Fourier Feature Embedding#

class FourierFeatureEmbedding(input_dimension, output_dimension, sigma)[source]#

Bases: Module

Fourier Feature Embedding class for encoding input features using random Fourier features.This class applies a Fourier transformation to the input features, which can help in learning high-frequency variations in data. If multiple sigma are provided, the class supports multiscale feature embedding, creating embeddings for each scale specified by the sigma.

The FourierFeatureEmbedding augments the input by the following formula (3.10 of original paper):

\[\mathbf{x} \rightarrow \tilde{\mathbf{x}} = \left[ \cos\left( \mathbf{B} \mathbf{x} \right), \sin\left( \mathbf{B} \mathbf{x} \right)\right],\]

where \(\mathbf{B}_{ij} \sim \mathcal{N}(0, \sigma^2)\).

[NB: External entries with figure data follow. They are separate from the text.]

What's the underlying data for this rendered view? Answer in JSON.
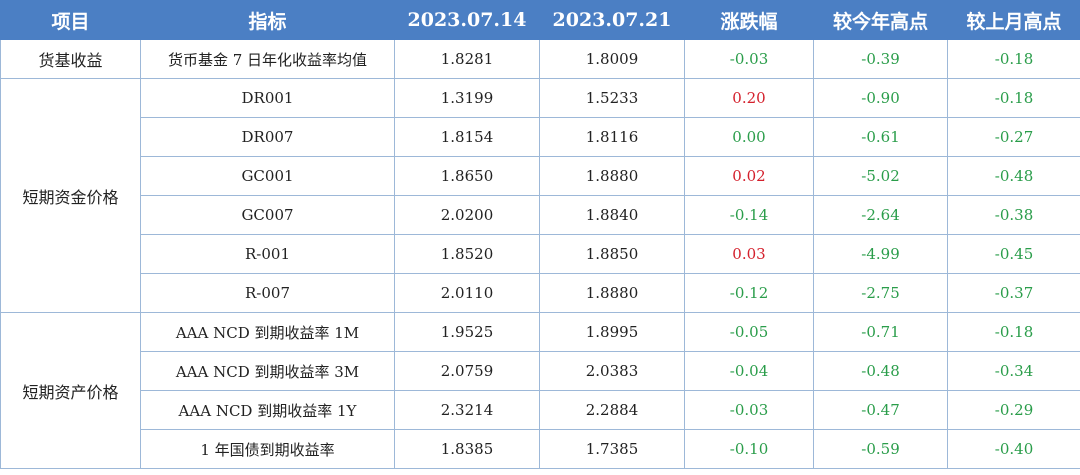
{
  "header": [
    "项目",
    "指标",
    "2023.07.14",
    "2023.07.21",
    "涨跌幅",
    "较今年高点",
    "较上月高点"
  ],
  "groups": [
    {
      "category": "货基收益",
      "rows": [
        {
          "indicator": "货币基金 7 日年化收益率均值",
          "v1": "1.8281",
          "v2": "1.8009",
          "chg": "-0.03",
          "ytd": "-0.39",
          "mom": "-0.18"
        }
      ]
    },
    {
      "category": "短期资金价格",
      "rows": [
        {
          "indicator": "DR001",
          "v1": "1.3199",
          "v2": "1.5233",
          "chg": "0.20",
          "ytd": "-0.90",
          "mom": "-0.18"
        },
        {
          "indicator": "DR007",
          "v1": "1.8154",
          "v2": "1.8116",
          "chg": "0.00",
          "ytd": "-0.61",
          "mom": "-0.27"
        },
        {
          "indicator": "GC001",
          "v1": "1.8650",
          "v2": "1.8880",
          "chg": "0.02",
          "ytd": "-5.02",
          "mom": "-0.48"
        },
        {
          "indicator": "GC007",
          "v1": "2.0200",
          "v2": "1.8840",
          "chg": "-0.14",
          "ytd": "-2.64",
          "mom": "-0.38"
        },
        {
          "indicator": "R-001",
          "v1": "1.8520",
          "v2": "1.8850",
          "chg": "0.03",
          "ytd": "-4.99",
          "mom": "-0.45"
        },
        {
          "indicator": "R-007",
          "v1": "2.0110",
          "v2": "1.8880",
          "chg": "-0.12",
          "ytd": "-2.75",
          "mom": "-0.37"
        }
      ]
    },
    {
      "category": "短期资产价格",
      "rows": [
        {
          "indicator": "AAA NCD 到期收益率 1M",
          "v1": "1.9525",
          "v2": "1.8995",
          "chg": "-0.05",
          "ytd": "-0.71",
          "mom": "-0.18"
        },
        {
          "indicator": "AAA NCD 到期收益率 3M",
          "v1": "2.0759",
          "v2": "2.0383",
          "chg": "-0.04",
          "ytd": "-0.48",
          "mom": "-0.34"
        },
        {
          "indicator": "AAA NCD 到期收益率 1Y",
          "v1": "2.3214",
          "v2": "2.2884",
          "chg": "-0.03",
          "ytd": "-0.47",
          "mom": "-0.29"
        },
        {
          "indicator": "1 年国债到期收益率",
          "v1": "1.8385",
          "v2": "1.7385",
          "chg": "-0.10",
          "ytd": "-0.59",
          "mom": "-0.40"
        }
      ]
    }
  ],
  "colors": {
    "header_bg": "#4b7fc4",
    "positive": "#d4202c",
    "negative": "#2a9d4a",
    "zero": "#2a9d4a"
  }
}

In case multiple sigma are passed, the resulting embeddings are concateneted:

\[\mathbf{x} \rightarrow \tilde{\mathbf{x}} = \left[ \cos\left( \mathbf{B}^1 \mathbf{x} \right), \sin\left( \mathbf{B}^1 \mathbf{x} \right), \cos\left( \mathbf{B}^2 \mathbf{x} \right), \sin\left( \mathbf{B}^3 \mathbf{x} \right), \dots, \cos\left( \mathbf{B}^M \mathbf{x} \right), \sin\left( \mathbf{B}^M \mathbf{x} \right)\right],\]

where \(\mathbf{B}^k_{ij} \sim \mathcal{N}(0, \sigma_k^2) \quad k \in (1, \dots, M)\).